The 21-year-old is not alone. Many students graduating from high school and college will no longer be eligible for medical coverage under their parents' plans.
Usually, once children are 18 and not in college full-time, they lose coverage under their family's employer-sponsored group plan. Rarely, do they seek coverage on their own.
The wake-up call does not come until the first major accident or illness, and the prohibitive costs that accompany those.
But it is an unnecessary gamble. Options exist to bridge the medical insurance gap between graduation and the first job. Some are affordable; others cost more. The trick is knowing what you need and where to find it.
“Graduates are worried about their future,” says David Andrews, vice president of product management for Assurant Health. “But health insurance is the part that gets left behind.”
Mason falls under that category.
He graduated from high school three years ago and went to work for Albertson's. He says steep union fees prompted him to quit the $8.39-an-hour job that came with a benefits package.

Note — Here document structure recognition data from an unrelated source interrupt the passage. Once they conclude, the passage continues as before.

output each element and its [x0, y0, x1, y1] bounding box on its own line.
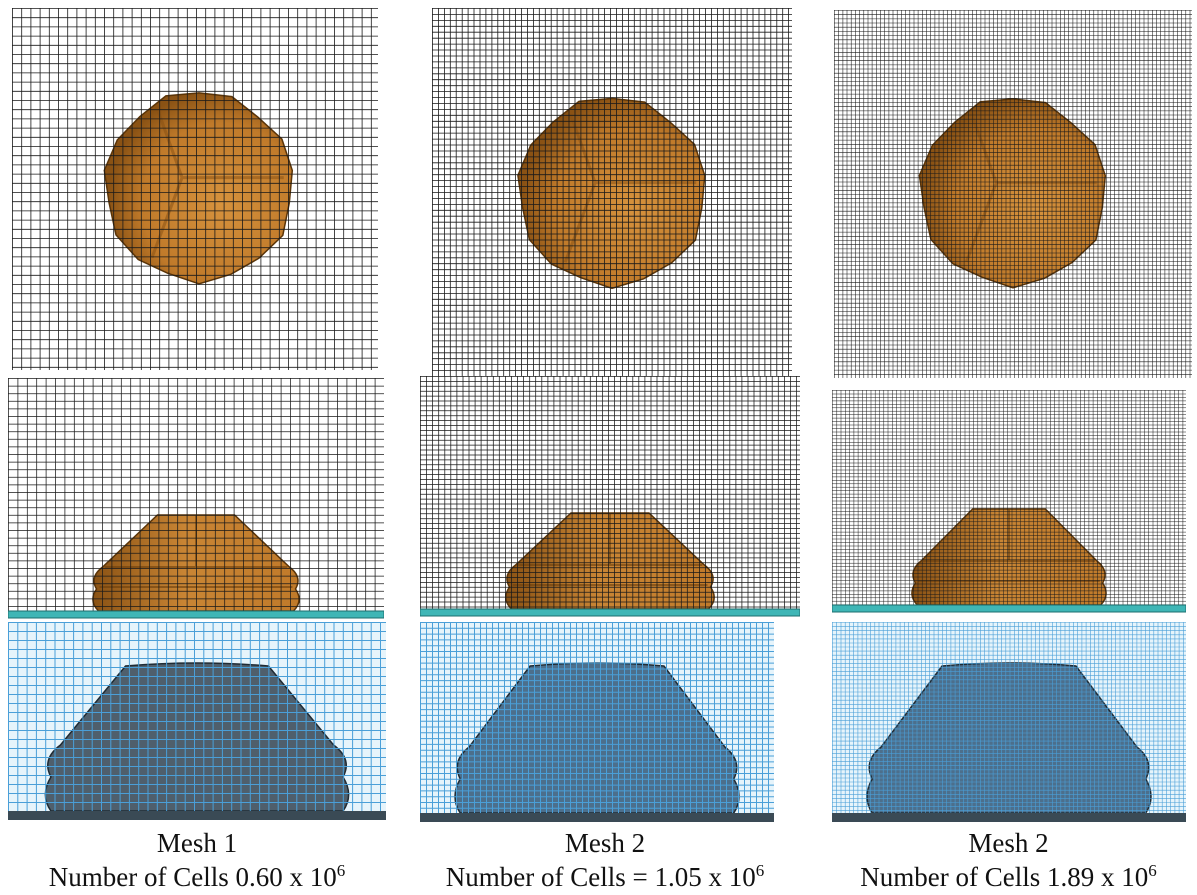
mesh3-side-view — [832, 390, 1186, 614]
section-view-grid — [832, 622, 1186, 813]
mesh2-cell-count: Number of Cells = 1.05 x 106 — [445, 861, 765, 892]
mesh1-top-view — [12, 8, 378, 370]
mesh1-side-view — [8, 378, 384, 620]
mesh1-cell-count: Number of Cells 0.60 x 106 — [48, 861, 346, 892]
mesh1-caption: Mesh 1 Number of Cells 0.60 x 106 — [0, 826, 394, 894]
top-view-grid — [834, 10, 1192, 378]
mesh3-title: Mesh 2 — [968, 828, 1049, 858]
top-view-grid — [432, 8, 792, 380]
droplet-top-view-icon — [103, 92, 294, 285]
section-view-grid — [420, 622, 774, 813]
mesh3-caption: Mesh 2 Number of Cells 1.89 x 106 — [820, 826, 1197, 894]
top-view-grid — [12, 8, 378, 370]
droplet-section-view-icon — [44, 662, 350, 812]
mesh1-section-view — [8, 622, 386, 820]
section-floor — [832, 813, 1186, 822]
section-view-grid — [8, 622, 386, 811]
floor-surface — [8, 610, 384, 619]
side-view-grid — [832, 390, 1186, 605]
mesh3-cell-count: Number of Cells 1.89 x 106 — [860, 861, 1157, 892]
mesh2-side-view — [420, 376, 800, 618]
side-view-grid — [420, 376, 800, 609]
floor-surface — [420, 608, 800, 617]
mesh3-top-view — [834, 10, 1192, 378]
mesh2-caption: Mesh 2 Number of Cells = 1.05 x 106 — [410, 826, 800, 894]
mesh2-section-view — [420, 622, 774, 822]
mesh3-section-view — [832, 622, 1186, 822]
section-floor — [420, 813, 774, 822]
floor-surface — [832, 604, 1186, 613]
mesh2-top-view — [432, 8, 792, 380]
side-view-grid — [8, 378, 384, 611]
section-floor — [8, 811, 386, 820]
mesh1-title: Mesh 1 — [156, 828, 238, 858]
mesh2-title: Mesh 2 — [564, 828, 646, 858]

Now, he lives with his mother. This summer, he hopes to take an art class at Diablo Valley College. He has a job application pending at Mervyn's.
Urgent dental care, such as his chipped tooth, would be covered by most medical insurance plans. But Mason lives with the pain because he has more pressing concerns.

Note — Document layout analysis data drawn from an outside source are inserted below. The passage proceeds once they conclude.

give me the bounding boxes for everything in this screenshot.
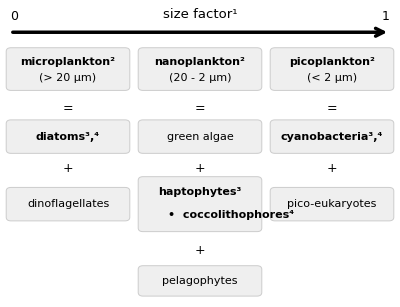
Text: =: = [327, 102, 337, 115]
Text: haptophytes³: haptophytes³ [158, 188, 242, 197]
Text: +: + [195, 162, 205, 175]
Text: dinoflagellates: dinoflagellates [27, 199, 109, 209]
Text: size factor¹: size factor¹ [163, 8, 237, 21]
Text: 0: 0 [10, 10, 18, 23]
FancyBboxPatch shape [6, 48, 130, 90]
Text: microplankton²: microplankton² [20, 57, 116, 67]
Text: +: + [195, 244, 205, 257]
Text: =: = [63, 102, 73, 115]
Text: picoplankton²: picoplankton² [289, 57, 375, 67]
Text: +: + [63, 162, 73, 175]
FancyBboxPatch shape [270, 187, 394, 221]
Text: nanoplankton²: nanoplankton² [154, 57, 246, 67]
FancyBboxPatch shape [138, 177, 262, 231]
FancyBboxPatch shape [270, 120, 394, 153]
FancyBboxPatch shape [138, 266, 262, 296]
Text: green algae: green algae [167, 132, 233, 142]
Text: (20 - 2 μm): (20 - 2 μm) [169, 73, 231, 83]
Text: pico-eukaryotes: pico-eukaryotes [287, 199, 377, 209]
Text: pelagophytes: pelagophytes [162, 276, 238, 286]
FancyBboxPatch shape [6, 187, 130, 221]
FancyBboxPatch shape [138, 48, 262, 90]
FancyBboxPatch shape [270, 48, 394, 90]
Text: •  coccolithophores⁴: • coccolithophores⁴ [168, 210, 294, 220]
Text: +: + [327, 162, 337, 175]
Text: (> 20 μm): (> 20 μm) [40, 73, 96, 83]
FancyBboxPatch shape [6, 120, 130, 153]
Text: cyanobacteria³,⁴: cyanobacteria³,⁴ [281, 132, 383, 142]
Text: diatoms³,⁴: diatoms³,⁴ [36, 132, 100, 142]
Text: =: = [195, 102, 205, 115]
FancyBboxPatch shape [138, 120, 262, 153]
Text: (< 2 μm): (< 2 μm) [307, 73, 357, 83]
Text: 1: 1 [382, 10, 390, 23]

“Not having benefits, yeah, it's tough,” he says. “I used to skateboard all the time. Now, I worry about breaking my leg and having to go to the hospital. You got to be careful when you don't have health benefits, but I've got bigger worries. I need a job to pay my bills. That's how I got to spend my time – finding a job.”
Most of the options for students depend on a their health and living circumstances. Here are a few examples:
COBRA: Best for graduates with a pre-existing health condition, especially one requiring regular treatment. It extends the coverage provided by their parents' medical plan for a period of time, usually six months. However, individuals may have to pay the entire premium, meaning this option could cost $300 to $500 a month.

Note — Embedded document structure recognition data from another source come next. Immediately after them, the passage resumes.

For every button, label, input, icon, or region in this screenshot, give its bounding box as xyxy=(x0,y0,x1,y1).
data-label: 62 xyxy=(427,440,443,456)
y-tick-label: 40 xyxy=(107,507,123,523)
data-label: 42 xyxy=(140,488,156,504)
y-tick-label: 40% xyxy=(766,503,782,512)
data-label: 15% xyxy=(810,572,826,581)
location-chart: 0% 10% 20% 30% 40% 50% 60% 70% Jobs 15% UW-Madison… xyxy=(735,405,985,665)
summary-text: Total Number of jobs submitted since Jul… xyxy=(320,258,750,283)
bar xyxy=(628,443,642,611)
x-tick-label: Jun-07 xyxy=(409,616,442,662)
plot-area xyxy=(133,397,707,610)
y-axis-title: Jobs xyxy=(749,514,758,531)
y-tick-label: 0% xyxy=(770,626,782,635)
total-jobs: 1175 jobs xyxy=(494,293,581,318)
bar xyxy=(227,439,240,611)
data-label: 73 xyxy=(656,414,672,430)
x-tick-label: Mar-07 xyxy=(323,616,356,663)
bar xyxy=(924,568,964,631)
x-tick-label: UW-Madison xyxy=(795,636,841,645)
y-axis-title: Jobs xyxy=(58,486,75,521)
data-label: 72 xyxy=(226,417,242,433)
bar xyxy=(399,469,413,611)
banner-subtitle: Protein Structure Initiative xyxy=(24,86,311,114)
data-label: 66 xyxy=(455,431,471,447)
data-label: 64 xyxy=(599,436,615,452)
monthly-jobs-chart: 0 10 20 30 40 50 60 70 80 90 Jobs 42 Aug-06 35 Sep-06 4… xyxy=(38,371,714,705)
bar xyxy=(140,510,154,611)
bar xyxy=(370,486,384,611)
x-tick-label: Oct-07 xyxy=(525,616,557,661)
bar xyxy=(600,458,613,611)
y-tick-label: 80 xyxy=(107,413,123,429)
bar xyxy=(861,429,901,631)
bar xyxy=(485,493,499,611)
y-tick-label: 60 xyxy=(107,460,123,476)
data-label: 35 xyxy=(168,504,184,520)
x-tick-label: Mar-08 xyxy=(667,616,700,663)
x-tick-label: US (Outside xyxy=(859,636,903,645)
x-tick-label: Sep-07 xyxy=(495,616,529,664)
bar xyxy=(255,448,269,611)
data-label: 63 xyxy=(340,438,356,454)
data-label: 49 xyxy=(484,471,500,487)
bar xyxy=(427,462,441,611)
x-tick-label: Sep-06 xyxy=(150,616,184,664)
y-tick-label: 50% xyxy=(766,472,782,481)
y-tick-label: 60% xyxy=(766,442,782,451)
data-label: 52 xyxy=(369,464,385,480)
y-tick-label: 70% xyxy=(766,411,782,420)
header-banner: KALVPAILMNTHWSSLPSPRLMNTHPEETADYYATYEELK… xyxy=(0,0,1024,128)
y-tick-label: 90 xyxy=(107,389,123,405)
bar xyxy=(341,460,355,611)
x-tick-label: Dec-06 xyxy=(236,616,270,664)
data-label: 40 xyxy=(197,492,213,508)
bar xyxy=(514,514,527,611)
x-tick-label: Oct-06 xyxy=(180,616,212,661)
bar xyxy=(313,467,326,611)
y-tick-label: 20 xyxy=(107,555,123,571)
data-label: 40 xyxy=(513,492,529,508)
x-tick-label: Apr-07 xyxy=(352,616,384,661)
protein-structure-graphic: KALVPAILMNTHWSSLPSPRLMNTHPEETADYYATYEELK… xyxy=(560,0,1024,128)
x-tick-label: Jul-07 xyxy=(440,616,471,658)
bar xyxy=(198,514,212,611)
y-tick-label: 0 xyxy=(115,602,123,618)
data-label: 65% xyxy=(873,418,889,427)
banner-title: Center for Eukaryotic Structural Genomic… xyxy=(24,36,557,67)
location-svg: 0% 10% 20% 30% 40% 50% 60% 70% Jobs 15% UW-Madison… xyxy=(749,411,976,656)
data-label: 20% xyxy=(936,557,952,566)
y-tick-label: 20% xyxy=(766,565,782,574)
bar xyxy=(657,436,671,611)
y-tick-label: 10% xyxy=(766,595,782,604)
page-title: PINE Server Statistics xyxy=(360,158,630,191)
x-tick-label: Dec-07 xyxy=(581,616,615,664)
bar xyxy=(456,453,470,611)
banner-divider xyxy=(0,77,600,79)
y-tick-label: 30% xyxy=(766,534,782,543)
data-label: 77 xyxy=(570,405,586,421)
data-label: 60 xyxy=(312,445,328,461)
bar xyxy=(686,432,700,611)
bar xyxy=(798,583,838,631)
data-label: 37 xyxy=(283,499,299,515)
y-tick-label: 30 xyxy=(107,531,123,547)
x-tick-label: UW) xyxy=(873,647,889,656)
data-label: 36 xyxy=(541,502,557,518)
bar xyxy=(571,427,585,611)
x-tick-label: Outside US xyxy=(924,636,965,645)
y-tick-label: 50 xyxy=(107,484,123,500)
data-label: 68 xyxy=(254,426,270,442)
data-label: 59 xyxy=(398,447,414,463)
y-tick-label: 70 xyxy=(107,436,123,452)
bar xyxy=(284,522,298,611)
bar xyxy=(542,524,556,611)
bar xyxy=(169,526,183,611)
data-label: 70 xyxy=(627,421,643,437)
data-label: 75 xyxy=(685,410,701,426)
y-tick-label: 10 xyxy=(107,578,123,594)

Temporary/short-term : Covers most graduates, whether remaining in state or traveling, but only for a short period of time, usually no more than 18 months. It is the best option for graduates with imminent employment or for those facing a waiting period before their employer's plan takes effect. Rates range from $46 to $138, depending on the deductible and coverage.
Long-term: Available to almost anyone in good health. It is best for individuals who expect to be unemployed, self-employed or without medical benefits for 18 months or longer. Rates depend on the plan selected. Plans costing $65 to $100 a month usually mean high deductibles and co-pays. To lower those, individuals will pay a much higher monthly premium, ranging from $150 to $200.
Picking an option usually comes down to what is affordable.
The hard part is knowing where to find those options.
In 2005, American Independence Corp. targeted parents of graduates with its short-term insurance, provided through Healthegrad.com. This year, after polling 1,300 college students on six campuses, the company is marketing directly to graduates through e-mails and advertising.
“We discovered that 88 percent of students are concerned about losing medical insurance and 74 percent are interested in finding a solution for themselves,” says David Ketting, the company's co-chief operating officer. “The interest is there. Now, we have to find a way to get them the information they need.”